Acumen Fund Chief Investment Officer Brian Trelstad delivers the portfolio update at the 2009 Investor Gathering in NYC.
Acumen Fund, a non-profit global venture fund, uses entrepreneurial approaches to tackle problems associated with poverty. Established in 2001 by Jacqueline Novogratz, Acumen Fund has pioneered the use of market-based approaches to bringing critical goods and services to low-income people. Working with innovative entrepreneurs in impoverished regions throughout the world, the businesses that Acumen supports focus on water, health, housing, energy, and agriculture.
Through its work Acumen Fund seeks to prove that small amounts of philanthropic capital, invested with large doses of business savvy, can establish sustainable and thriving enterprises. Acumen believes that poor people seek dignity, not dependence, and their global team -- with offices in four countries -- work to enable people to solve their own problems instead of providing them with aid. The key is patient capital. Acumen Fund uses philanthropic capital to make disciplined investments -- loans not grants -- that yield both financial and social returns.

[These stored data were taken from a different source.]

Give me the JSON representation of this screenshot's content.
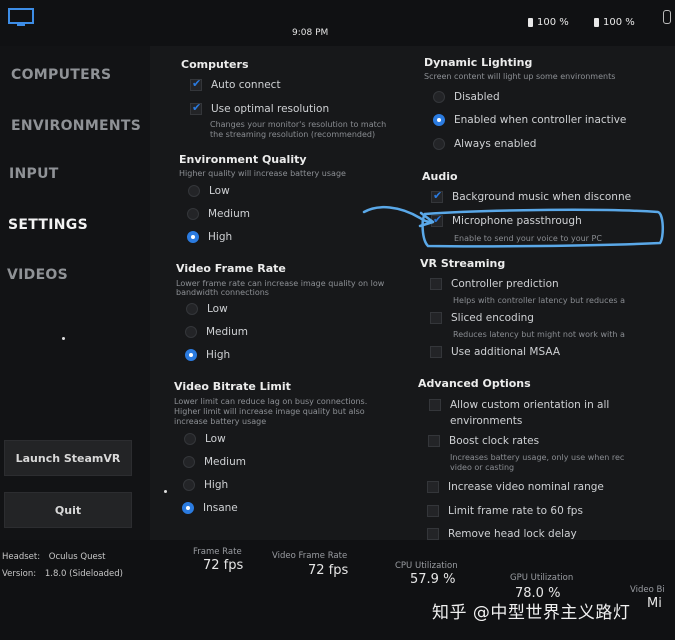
{
  "topbar": {
    "time": "9:08 PM",
    "battery_left": "100 %",
    "battery_right": "100 %"
  },
  "sidebar": {
    "items": [
      {
        "label": "COMPUTERS"
      },
      {
        "label": "ENVIRONMENTS"
      },
      {
        "label": "INPUT"
      },
      {
        "label": "SETTINGS"
      },
      {
        "label": "VIDEOS"
      }
    ],
    "active": "SETTINGS",
    "launch_label": "Launch SteamVR",
    "quit_label": "Quit"
  },
  "left_column": {
    "computers": {
      "title": "Computers",
      "auto_connect": "Auto connect",
      "optimal_resolution": "Use optimal resolution",
      "optimal_desc_1": "Changes your monitor's resolution to match",
      "optimal_desc_2": "the streaming resolution (recommended)"
    },
    "environment_quality": {
      "title": "Environment Quality",
      "desc": "Higher quality will increase battery usage",
      "options": [
        "Low",
        "Medium",
        "High"
      ],
      "selected": "High"
    },
    "video_frame_rate": {
      "title": "Video Frame Rate",
      "desc_1": "Lower frame rate can increase image quality on low",
      "desc_2": "bandwidth connections",
      "options": [
        "Low",
        "Medium",
        "High"
      ],
      "selected": "High"
    },
    "video_bitrate": {
      "title": "Video Bitrate Limit",
      "desc_1": "Lower limit can reduce lag on busy connections.",
      "desc_2": "Higher limit will increase image quality but also",
      "desc_3": "increase battery usage",
      "options": [
        "Low",
        "Medium",
        "High",
        "Insane"
      ],
      "selected": "Insane"
    }
  },
  "right_column": {
    "dynamic_lighting": {
      "title": "Dynamic Lighting",
      "desc": "Screen content will light up some environments",
      "options": [
        "Disabled",
        "Enabled when controller inactive",
        "Always enabled"
      ],
      "selected": "Enabled when controller inactive"
    },
    "audio": {
      "title": "Audio",
      "background_music": "Background music when disconne",
      "mic_passthrough": "Microphone passthrough",
      "mic_desc": "Enable to send your voice to your PC"
    },
    "vr_streaming": {
      "title": "VR Streaming",
      "controller_prediction": "Controller prediction",
      "controller_desc": "Helps with controller latency but reduces a",
      "sliced_encoding": "Sliced encoding",
      "sliced_desc": "Reduces latency but might not work with a",
      "msaa": "Use additional MSAA"
    },
    "advanced": {
      "title": "Advanced Options",
      "custom_orientation_1": "Allow custom orientation in all",
      "custom_orientation_2": "environments",
      "boost_clock": "Boost clock rates",
      "boost_desc_1": "Increases battery usage, only use when rec",
      "boost_desc_2": "video or casting",
      "increase_nominal": "Increase video nominal range",
      "limit_frame_rate": "Limit frame rate to 60 fps",
      "remove_head_lock": "Remove head lock delay"
    }
  },
  "statusbar": {
    "headset_label": "Headset:",
    "headset_value": "Oculus Quest",
    "version_label": "Version:",
    "version_value": "1.8.0 (Sideloaded)",
    "frame_rate_label": "Frame Rate",
    "frame_rate_value": "72 fps",
    "video_frame_rate_label": "Video Frame Rate",
    "video_frame_rate_value": "72 fps",
    "cpu_label": "CPU Utilization",
    "cpu_value": "57.9 %",
    "gpu_label": "GPU Utilization",
    "gpu_value": "78.0 %",
    "video_bitrate_label": "Video Bi",
    "video_bitrate_value": "Mi"
  },
  "watermark": "知乎 @中型世界主义路灯",
  "colors": {
    "accent": "#2b7be0",
    "annotation": "#5aa8e8",
    "background": "#17181a",
    "sidebar": "#121315"
  }
}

With over twenty-five investments throughout Pakistan, India, and East Africa, and many more in the pipeline, Acumen believes that using entrepreneurial and market-based approaches to poverty, they will work to finally solve the problem of poverty.
Bio
Brian Trelstad
Brian Trelstad runs the global portfolio team at the Acumen Fund, coordinating the investment process and post-investment management support. In addition, he has been driving Acumen Fund's works on measuring social and financial return.
He is a member of the management committee and the extended leadership team. He is also a founding executive committee member of the Aspen Network of Development Entrepreneurs (ANDE) and a co-founder of IRIS (Impact Reporting and Investment Standards), a tool for creating standardization and transparency in impact investing.
Before joining Acumen Fund, he Trelstad spent four years at McKinsey & Company as a consultant in the healthcare and non-profit practices and as an editor of the McKinsey Quarterly. Prior to McKinsey, he worked as a case writer at Stanford University's Center for Entrepreneurial Studies and advised a number of early-stage technology companies. He was the lead environmental staffer for President Clinton's AmeriCorps program, and co-founded and directed the Center for Environmental Citizenship.
He holds an MBA from Stanford University, an MA in City Planning from UC-Berkeley, and a BA from Harvard University.